If $p=0$, then $n=m=0$ (contradiction).
If $p \geq 1$, then $m=pn \geq n$ (contradiction).
Thus, $0<m<n \implies n \not \mid m$.
Theorem:
$(m \not \mid n \wedge m \neq 0) \Leftrightarrow (\exists p, 0<q<m \text{ s.t } n=pm+q)$
Proof:
- We prove $(\exists p, 0<q<m \text{ s.t } n=pm+q) \implies (m \not \mid n \wedge m \neq 0)$.
$m \mid pm$ and $m \not \mid q$ (Applying Lemma 2 for $0<q<m$) $\implies m \not \mid (pm+q)$, or $m \not \mid n$ (This is due to Lemma 1).
$0<q<m \implies m \neq 0$.
Thus $\exists p, 0<q<m \text{ s.t } n=pm+q \implies m \not \mid n \wedge m \neq 0$.
- We prove $(m \not \mid n \wedge m \neq 0) \implies (\exists p, 0<q<m \text{ s.t } n=pm+q)$.
Let $T=\{n \in \mathbb{N} \mid m \not \mid n \wedge m \neq 0 \implies \exists p, 0<q<m \text{ s.t } n=pm+q\}$.
$\forall n \in \mathbb{N}, 0=0.m \implies \forall n \in \mathbb{N}, m \mid 0$. Thus $0 \in T$.

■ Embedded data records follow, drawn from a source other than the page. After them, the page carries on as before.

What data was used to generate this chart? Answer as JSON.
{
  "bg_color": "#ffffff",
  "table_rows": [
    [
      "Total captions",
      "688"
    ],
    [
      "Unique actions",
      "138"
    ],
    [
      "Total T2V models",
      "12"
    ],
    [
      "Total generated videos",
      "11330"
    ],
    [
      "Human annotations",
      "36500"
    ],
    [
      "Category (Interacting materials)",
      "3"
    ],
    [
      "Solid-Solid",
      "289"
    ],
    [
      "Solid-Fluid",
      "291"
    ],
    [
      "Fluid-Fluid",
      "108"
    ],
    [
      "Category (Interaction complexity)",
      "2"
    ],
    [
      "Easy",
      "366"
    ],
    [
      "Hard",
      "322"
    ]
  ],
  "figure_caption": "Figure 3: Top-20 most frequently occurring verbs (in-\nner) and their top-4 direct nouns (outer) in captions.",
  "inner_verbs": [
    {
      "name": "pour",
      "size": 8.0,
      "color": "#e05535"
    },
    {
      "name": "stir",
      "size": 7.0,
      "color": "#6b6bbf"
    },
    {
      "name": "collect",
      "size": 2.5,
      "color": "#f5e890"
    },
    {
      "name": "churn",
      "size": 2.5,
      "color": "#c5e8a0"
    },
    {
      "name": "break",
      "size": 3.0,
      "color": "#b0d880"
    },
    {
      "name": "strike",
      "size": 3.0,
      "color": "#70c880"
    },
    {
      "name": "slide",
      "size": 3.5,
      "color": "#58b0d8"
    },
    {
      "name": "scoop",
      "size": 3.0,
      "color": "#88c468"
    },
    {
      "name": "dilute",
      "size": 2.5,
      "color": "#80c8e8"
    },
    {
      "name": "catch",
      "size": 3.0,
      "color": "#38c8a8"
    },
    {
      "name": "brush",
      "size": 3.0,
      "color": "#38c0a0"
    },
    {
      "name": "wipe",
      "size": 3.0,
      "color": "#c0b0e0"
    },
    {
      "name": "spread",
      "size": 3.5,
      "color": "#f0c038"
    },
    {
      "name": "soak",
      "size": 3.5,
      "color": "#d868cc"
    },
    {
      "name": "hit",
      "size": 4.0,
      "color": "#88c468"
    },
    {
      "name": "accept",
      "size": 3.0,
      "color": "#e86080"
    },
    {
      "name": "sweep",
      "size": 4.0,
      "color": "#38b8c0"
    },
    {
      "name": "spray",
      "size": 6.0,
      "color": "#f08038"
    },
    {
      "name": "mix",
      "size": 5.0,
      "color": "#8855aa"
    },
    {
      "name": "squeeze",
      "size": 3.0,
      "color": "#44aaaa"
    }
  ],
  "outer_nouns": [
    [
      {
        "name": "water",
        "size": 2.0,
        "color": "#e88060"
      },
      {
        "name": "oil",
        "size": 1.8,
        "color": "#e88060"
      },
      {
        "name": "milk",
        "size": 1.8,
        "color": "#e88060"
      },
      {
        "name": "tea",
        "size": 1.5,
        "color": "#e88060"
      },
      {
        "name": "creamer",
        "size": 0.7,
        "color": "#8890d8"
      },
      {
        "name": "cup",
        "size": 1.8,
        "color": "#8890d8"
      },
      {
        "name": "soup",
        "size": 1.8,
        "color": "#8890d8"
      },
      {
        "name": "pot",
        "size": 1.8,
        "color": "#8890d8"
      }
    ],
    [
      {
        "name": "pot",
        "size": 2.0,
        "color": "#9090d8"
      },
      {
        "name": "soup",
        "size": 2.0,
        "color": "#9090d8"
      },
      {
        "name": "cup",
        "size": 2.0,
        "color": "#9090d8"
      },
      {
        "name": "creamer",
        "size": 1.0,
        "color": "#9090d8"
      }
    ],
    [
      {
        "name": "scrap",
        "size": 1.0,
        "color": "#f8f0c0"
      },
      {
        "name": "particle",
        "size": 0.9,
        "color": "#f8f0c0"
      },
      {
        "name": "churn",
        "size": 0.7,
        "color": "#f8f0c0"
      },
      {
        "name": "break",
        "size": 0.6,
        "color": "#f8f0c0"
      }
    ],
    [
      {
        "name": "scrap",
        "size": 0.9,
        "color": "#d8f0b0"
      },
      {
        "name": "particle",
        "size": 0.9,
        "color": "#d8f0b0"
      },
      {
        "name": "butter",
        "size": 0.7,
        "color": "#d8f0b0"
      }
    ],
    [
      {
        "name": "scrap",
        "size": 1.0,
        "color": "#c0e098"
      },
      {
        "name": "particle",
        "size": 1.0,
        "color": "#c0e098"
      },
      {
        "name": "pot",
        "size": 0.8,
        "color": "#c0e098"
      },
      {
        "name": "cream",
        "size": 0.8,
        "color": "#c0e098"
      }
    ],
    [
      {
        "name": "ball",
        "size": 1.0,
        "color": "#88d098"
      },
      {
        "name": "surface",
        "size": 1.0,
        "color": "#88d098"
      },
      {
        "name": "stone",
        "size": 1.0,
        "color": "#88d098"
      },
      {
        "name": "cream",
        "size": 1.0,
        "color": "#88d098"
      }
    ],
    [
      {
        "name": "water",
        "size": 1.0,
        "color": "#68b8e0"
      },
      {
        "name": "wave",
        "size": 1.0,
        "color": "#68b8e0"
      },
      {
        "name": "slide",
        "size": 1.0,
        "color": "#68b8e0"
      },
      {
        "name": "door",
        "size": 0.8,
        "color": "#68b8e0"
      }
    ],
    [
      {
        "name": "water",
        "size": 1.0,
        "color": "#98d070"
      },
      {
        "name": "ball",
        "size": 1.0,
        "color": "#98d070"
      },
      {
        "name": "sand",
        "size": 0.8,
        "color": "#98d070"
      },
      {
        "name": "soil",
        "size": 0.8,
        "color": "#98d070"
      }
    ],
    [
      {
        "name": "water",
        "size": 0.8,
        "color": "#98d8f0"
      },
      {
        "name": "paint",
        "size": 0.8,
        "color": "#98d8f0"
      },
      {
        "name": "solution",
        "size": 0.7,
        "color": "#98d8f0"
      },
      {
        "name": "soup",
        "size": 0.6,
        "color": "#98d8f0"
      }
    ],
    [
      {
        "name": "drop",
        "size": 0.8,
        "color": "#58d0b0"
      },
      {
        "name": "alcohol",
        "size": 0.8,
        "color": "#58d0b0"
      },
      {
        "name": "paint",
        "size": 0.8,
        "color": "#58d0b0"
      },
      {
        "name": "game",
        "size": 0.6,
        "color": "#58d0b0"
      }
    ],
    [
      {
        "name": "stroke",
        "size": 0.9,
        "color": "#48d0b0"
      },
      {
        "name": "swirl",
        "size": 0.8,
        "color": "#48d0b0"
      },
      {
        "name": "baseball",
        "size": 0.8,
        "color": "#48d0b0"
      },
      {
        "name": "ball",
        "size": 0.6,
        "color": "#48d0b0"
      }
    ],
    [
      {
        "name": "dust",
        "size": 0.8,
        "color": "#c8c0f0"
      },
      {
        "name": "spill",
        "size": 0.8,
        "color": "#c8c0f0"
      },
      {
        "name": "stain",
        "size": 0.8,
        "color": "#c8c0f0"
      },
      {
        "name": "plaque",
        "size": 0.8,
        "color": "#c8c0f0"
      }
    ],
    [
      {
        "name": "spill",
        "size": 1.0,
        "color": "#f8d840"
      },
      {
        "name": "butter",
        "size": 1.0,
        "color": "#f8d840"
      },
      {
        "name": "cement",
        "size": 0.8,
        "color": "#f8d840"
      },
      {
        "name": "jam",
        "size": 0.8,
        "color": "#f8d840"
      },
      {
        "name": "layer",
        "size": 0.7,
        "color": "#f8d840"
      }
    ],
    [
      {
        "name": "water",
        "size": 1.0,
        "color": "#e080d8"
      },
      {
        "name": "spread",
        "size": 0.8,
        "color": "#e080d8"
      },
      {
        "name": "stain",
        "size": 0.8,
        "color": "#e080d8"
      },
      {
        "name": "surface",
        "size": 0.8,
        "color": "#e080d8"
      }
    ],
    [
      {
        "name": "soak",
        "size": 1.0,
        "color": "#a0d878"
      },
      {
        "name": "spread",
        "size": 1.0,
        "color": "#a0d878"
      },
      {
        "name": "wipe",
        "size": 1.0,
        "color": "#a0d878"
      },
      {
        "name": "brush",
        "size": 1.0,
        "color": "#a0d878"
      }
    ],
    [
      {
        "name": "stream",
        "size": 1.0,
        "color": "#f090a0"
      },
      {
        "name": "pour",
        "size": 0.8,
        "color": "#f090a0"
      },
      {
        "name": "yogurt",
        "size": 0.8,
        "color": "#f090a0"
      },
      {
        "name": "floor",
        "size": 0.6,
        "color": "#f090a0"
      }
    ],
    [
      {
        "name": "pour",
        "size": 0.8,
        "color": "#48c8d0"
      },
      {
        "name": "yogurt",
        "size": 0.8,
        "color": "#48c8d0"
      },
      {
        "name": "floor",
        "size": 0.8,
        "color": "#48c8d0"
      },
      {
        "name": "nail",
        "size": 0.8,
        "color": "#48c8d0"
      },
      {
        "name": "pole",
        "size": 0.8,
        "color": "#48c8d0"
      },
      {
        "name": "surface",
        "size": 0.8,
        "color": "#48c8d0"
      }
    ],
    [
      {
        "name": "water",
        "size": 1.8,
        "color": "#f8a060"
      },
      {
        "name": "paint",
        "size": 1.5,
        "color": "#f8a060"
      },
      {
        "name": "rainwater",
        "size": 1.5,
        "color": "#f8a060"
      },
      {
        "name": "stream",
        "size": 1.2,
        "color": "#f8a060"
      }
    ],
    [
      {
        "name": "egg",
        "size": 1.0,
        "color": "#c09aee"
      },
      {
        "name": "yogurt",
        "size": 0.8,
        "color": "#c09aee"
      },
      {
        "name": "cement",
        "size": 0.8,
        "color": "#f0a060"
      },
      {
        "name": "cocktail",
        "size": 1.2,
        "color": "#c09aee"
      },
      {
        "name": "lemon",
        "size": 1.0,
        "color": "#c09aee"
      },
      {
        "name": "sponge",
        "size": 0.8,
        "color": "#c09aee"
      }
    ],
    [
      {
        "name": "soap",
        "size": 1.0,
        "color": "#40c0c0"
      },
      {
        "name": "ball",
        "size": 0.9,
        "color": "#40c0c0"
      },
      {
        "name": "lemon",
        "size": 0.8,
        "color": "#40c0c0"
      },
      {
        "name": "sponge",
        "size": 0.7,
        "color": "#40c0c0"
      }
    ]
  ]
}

Assuming $k \in T$. This implies ($m \not \mid k \wedge m \neq 0 \implies \exists p, 0<q<m \text{ s.t } k=pm+q)$.
Assuming $m \not \mid k+1$ and $m \neq 0$. We have two possible cases: $m \mid k$ and $m \not \mid k$.
a. $m \mid k$
$m \not \mid k+1 \implies m \neq 1$ [Since $\forall (k+1), 1 \mid (k+1)$].
$m \neq 0 \wedge m \neq 1 \implies m>1$ or $1<m$
$m \mid k \implies k=xm \implies (k+1)=xm+1$ in which $0<1<m$.
Thus $(k+1) \in T$.
b. $m \not \mid k$
$(k \in T \wedge m \not \mid k \wedge m \neq 0) \implies \exists p, 0<q<m \text{ s.t } k=pm+q$.
$\implies \exists p, 0<q<m \text{ s.t } (k+1)=pm+(q+1)$.
$\implies \exists p, 0<q+1<m+1 \text{ s.t } (k+1)=pm+(q+1)$.
Since $(k+1)=pm+(q+1)$ and $m \not \mid k+1$, then $(q+1) \neq m$.
$(q+1) \neq m \wedge 0<q+1<m+1 \implies 0<q+1<m$.
As a result, $\exists p, 0<q+1<m \text{ s.t } (k+1)=pm+(q+1)$.
Thus $(k+1) \in T$.
By principle of induction, $T=\mathbb{N}$, or equivalently $(m \not \mid n \wedge m \neq 0) \implies (\exists p, 0<q<m \text{ s.t } n=pm+q)$.
Combining results from 1. and 2. , we have $(m \not \mid n \wedge m \neq 0) \Leftrightarrow (\exists p, 0<q<m \text{ s.t } n=pm+q)$.